COUNCILS in the Merseyside area were handed £6m of government cash yesterday as a "reward" for building nearly 5,000 new homes.
But ministers immediately faced accusations that the handout disguised an overall cut in funding – and a transfer of resources from North to South.
The money was allocated from the flagship “New Homes Bonus”, designed to trigger the building of badly-needed new homes by handing a financial incentive to cash-strapped councils.
The largest sum went to Cheshire West and Chester council (£1,224,966), for building – or bringing back into use – 899 properties, followed by Sefton (£1,187,553) and Liverpool (£1,181,848).
But other authorities received much smaller amounts, including St Helens (£354,664 ), Knowsley (£317,882) and – strikingly – West Lancashire (just £44,967).
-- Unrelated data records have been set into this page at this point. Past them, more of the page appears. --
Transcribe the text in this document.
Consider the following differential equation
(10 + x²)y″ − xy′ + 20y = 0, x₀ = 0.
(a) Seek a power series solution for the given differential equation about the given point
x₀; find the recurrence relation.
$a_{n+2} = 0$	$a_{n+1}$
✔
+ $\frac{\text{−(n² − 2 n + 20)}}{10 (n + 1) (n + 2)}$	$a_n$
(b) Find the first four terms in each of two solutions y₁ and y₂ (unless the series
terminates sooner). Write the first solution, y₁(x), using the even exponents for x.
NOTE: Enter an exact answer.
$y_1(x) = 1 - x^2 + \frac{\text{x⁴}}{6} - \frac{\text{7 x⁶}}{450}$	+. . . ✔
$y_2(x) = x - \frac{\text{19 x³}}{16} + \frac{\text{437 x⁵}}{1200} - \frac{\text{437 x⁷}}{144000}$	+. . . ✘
They are able to spend the cash on improving local services, such as building playgrounds or bus subsidies, or even on reducing council tax.
Grant Shapps, the housing minister, said the bonuses were breaking down local resistance to development, because local people could see "evidence of how it improved their lives".
The allocations, for 2012-13, will be repeated for the next five years. In addition, each council will receive, next April, the second instalment of their rewards for homes built in 2009 -10. But Labour was quick to point out that the New Homes Bonus was funded from the scrapping of near-£1bn annual grants for new housing. Furthermore, the scheme offers higher bonuses to councils building large, expensive homes – built, predominantly, in the South.
They receive a sum matching the amount of council tax received from that property – which means a higher sum for larger, more costly homes – although there is a £350 top-up for each affordable home.
Wealthy Westminster council, in central London, received £3.5m yesterday, more than half the sum allocated to the whole of Merseyside and North Cheshire.
Jack Dromey, Labour's housing spokesman, said: "The New Homes Bonus remains an expensive and unfair policy that will have a limited impact on housebuilding, delivering only 14,000 homes each year according to the government's own estimates. It is also unfair, redistributing money from more deprived to less deprived parts of the country."